Наступила неловкая пауза, во время которой зять императора, считавший, что ему обрадуются, а вместо этого встретивший столь холодный прием, попытался завести незначительный разговор с красивой рабыней Астартой, стоявшей на коленях рядом со своей госпожой. Однако этот разговор тут же был прерван царевной, приказавшей прислужнице спрятать манускрипт в предназначенный для этого ларец и собственноручно отнести его в зал Аполлона, где Анна Комнин обычно занималась, ибо храм муз был отведен только для устраиваемых ею чтений.
Император первый прервал тягостное молчание.
— Дорогой наш зять, — сказал он, — хотя время сейчас уже позднее, но ты многого лишишь себя, если позволишь нашей Анне отослать этот свиток, чтение которого столь усладило слух собравшихся; они могли, бы сказать, что в пустыне цвели розы, а голые скалы источали молоко и мед
— так приятно звучало описание тяжелого и опасного похода в изложении нашей дочери.
— Насколько нам дано судить, — заметила императрица, — у кесаря пет вкуса к тем утонченным занятиям, какими увлекается наша семья. В последнее время он стал редким гостем в храме муз: видимо, беседы в каком-то другом месте доставляют ему большее удовольствие.
— Я все же надеюсь, государыня, — ответил Никифор, — что мой вкус не заслуживает подобных обвинений. Но вполне естественно, что нашему августейшему отцу должны особенно нравиться молоко и мед, ибо расточают их только ради него.
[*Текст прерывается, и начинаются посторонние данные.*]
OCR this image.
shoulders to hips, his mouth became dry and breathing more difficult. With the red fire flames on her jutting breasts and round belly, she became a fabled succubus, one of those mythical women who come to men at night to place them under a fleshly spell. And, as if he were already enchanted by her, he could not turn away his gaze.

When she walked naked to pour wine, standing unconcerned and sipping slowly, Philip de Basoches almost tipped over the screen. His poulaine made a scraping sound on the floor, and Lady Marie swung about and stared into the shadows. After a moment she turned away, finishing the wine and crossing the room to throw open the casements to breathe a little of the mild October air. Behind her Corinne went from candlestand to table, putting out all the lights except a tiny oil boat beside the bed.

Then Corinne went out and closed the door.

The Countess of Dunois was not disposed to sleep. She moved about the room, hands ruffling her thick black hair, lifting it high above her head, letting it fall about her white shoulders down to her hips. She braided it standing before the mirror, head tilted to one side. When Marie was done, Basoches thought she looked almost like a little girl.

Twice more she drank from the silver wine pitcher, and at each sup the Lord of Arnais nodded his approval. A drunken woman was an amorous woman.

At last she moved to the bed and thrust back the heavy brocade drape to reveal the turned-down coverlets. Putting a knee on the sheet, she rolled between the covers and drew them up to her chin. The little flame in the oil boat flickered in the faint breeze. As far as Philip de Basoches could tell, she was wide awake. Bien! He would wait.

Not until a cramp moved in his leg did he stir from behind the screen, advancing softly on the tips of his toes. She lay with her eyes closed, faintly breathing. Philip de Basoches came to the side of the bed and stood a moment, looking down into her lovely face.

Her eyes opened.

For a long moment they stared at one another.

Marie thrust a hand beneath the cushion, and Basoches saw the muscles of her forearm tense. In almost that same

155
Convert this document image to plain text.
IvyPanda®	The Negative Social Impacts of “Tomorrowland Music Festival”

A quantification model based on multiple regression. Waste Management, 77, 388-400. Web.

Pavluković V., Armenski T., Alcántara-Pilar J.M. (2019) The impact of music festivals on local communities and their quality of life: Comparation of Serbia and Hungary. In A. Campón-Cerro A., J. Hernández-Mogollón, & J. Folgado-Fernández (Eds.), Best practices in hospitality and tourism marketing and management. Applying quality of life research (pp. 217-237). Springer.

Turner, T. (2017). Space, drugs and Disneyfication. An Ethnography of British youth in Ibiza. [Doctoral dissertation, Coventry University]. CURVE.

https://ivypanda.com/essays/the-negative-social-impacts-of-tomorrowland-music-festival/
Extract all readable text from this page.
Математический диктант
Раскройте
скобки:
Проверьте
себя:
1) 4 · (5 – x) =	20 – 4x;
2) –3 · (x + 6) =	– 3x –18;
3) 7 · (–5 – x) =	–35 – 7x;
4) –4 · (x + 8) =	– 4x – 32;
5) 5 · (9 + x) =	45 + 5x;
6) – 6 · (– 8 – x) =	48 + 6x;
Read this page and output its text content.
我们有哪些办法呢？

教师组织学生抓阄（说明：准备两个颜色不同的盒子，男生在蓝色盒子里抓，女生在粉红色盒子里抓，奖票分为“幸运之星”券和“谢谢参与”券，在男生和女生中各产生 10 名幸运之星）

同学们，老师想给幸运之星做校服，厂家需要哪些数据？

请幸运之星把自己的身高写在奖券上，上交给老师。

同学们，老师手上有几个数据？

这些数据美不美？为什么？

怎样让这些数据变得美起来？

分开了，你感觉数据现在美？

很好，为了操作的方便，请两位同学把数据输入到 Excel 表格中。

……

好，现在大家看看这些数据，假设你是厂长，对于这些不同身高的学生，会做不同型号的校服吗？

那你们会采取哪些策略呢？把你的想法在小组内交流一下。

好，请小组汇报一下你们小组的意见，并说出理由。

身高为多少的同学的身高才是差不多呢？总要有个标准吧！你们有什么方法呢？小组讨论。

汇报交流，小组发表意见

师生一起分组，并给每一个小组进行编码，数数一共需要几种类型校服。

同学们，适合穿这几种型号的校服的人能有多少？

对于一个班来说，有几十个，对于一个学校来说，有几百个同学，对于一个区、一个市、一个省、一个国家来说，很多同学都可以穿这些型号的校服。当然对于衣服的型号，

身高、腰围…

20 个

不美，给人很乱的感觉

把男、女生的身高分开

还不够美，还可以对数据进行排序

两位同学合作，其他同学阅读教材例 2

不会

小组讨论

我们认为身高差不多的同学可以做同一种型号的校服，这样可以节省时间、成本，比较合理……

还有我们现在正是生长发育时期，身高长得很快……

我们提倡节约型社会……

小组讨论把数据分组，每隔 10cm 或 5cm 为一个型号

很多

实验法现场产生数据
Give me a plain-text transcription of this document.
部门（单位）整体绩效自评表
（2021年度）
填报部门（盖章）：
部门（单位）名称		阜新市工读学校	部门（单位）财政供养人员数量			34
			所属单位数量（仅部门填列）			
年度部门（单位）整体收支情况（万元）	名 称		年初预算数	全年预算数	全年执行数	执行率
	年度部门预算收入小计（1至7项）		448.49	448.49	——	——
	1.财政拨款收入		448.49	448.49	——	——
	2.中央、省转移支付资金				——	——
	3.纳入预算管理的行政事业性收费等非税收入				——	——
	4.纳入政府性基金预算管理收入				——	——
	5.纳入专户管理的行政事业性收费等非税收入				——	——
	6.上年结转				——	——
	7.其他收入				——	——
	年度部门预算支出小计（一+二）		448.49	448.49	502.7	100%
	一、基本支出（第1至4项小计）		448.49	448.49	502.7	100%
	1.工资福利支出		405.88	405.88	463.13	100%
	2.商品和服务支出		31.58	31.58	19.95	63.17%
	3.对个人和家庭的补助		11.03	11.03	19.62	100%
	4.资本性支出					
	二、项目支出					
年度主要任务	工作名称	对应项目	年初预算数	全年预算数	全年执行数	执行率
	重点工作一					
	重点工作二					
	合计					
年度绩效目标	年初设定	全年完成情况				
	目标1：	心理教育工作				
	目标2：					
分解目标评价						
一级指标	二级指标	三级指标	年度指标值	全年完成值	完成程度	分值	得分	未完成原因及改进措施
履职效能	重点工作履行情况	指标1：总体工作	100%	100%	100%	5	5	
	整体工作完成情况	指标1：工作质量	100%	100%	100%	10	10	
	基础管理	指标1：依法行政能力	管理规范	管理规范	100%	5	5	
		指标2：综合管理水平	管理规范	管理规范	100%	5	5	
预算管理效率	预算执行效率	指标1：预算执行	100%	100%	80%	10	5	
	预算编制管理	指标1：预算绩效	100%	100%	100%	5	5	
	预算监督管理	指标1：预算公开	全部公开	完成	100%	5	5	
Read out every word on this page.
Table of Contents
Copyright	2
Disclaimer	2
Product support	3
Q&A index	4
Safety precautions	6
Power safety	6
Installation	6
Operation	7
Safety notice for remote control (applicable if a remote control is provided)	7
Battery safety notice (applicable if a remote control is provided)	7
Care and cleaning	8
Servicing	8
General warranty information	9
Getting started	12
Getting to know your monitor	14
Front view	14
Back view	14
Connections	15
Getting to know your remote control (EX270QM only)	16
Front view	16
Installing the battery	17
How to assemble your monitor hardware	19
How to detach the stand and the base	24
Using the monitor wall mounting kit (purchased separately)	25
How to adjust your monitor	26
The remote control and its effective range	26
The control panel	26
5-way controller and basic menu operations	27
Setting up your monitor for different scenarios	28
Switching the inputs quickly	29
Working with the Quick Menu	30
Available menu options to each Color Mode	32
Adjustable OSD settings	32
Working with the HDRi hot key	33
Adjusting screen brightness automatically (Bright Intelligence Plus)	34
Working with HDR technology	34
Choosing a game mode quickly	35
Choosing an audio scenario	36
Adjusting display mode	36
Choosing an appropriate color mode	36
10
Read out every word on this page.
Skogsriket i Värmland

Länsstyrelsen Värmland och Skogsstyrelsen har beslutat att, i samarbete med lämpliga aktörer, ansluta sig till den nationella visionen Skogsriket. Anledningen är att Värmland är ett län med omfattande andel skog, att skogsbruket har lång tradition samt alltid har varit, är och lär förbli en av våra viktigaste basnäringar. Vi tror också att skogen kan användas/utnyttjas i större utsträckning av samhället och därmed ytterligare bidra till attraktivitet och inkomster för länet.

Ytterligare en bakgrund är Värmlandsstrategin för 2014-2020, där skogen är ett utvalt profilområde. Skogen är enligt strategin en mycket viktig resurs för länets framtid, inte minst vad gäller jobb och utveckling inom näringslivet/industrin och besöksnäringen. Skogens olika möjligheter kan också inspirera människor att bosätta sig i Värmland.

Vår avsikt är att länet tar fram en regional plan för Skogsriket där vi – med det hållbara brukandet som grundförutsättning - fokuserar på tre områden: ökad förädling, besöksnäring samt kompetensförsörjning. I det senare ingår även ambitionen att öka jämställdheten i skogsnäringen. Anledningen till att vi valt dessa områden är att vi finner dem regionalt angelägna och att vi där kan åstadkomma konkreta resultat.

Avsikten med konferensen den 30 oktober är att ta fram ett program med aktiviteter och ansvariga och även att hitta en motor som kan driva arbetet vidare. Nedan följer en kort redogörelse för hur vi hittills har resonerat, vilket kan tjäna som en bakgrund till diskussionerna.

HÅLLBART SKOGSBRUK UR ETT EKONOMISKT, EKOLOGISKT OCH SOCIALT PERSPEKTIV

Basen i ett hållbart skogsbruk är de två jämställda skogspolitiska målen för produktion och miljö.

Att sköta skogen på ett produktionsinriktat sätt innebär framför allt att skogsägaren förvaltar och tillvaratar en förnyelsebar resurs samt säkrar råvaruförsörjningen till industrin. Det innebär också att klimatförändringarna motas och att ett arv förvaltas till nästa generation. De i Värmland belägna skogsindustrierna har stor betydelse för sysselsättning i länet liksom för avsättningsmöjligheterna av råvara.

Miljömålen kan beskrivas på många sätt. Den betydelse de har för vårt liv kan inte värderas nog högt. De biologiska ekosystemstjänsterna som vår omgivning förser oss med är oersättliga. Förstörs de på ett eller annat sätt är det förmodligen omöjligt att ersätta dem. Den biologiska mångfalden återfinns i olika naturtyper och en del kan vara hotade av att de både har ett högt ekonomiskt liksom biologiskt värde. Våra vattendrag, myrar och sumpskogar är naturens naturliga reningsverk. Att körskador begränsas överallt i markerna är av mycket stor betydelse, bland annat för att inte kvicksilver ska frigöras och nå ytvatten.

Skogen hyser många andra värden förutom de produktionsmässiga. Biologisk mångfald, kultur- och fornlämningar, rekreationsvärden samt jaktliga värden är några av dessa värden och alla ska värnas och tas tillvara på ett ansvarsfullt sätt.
Тут заговорила царевна, и в тоне ее прозвучала обида красивой женщины, которая уязвлена своим возлюбленным, помнит обиду, но тем не менее не отказывается от примирения.
— Если деяния Никифора Вриенния, — сказала она, — упоминаются в этом скромном свитке пергамента реже, чем подвиги моего прославленного отца, пусть он будет справедлив и вспомнит, что таково было его собственное желание, проистекавшее то ли от скромности, которая, как с полной правотой говорят люди, лишь подчеркивает и украшает другие добродетели, то ли от справедливого неверия в способность своей жены воздать ему хвалу по достоинству.
— Тогда мы позовем обратно Астарту, — вмешалась императрица. — Она, вероятно, еще не успела отнести это прекрасное подношение в святилище Аполлона.
— С разрешения твоего императорского величества, — сказал Никифор, — пифийский бог может разгневаться, если у него потребуют обратно сокровище, оценить которое может он один. Я пришел сюда, чтобы поговорить с императором о не терпящих отлагательства делах государственных, а не для того, чтобы вести литературную беседу в обществе — отмечу, кстати, довольно смешанном, поскольку среди приближенных императора я вижу простого воина-телохранителя.
— Клянусь распятием, дорогой зять, — сказал Алексей, — ты несправедлив к этому храброму человеку. Его брат, не пощадив собственной жизни, своей доблестью завоевал нам победу под Лаодикеей, а сам он — тот англо-датчанин Эдмунд.., или Эдуард… или Хирвард, которому мы навсегда обязаны успехом столь победоносного дня. Да будет тебе известно, что он предстал перед нами по нашему повелению для того, чтобы восстановить в памяти моего главного телохранителя Ахилла Татия, так же как и в моей, некоторые подробности боя, которые уже несколько стерлись в ней.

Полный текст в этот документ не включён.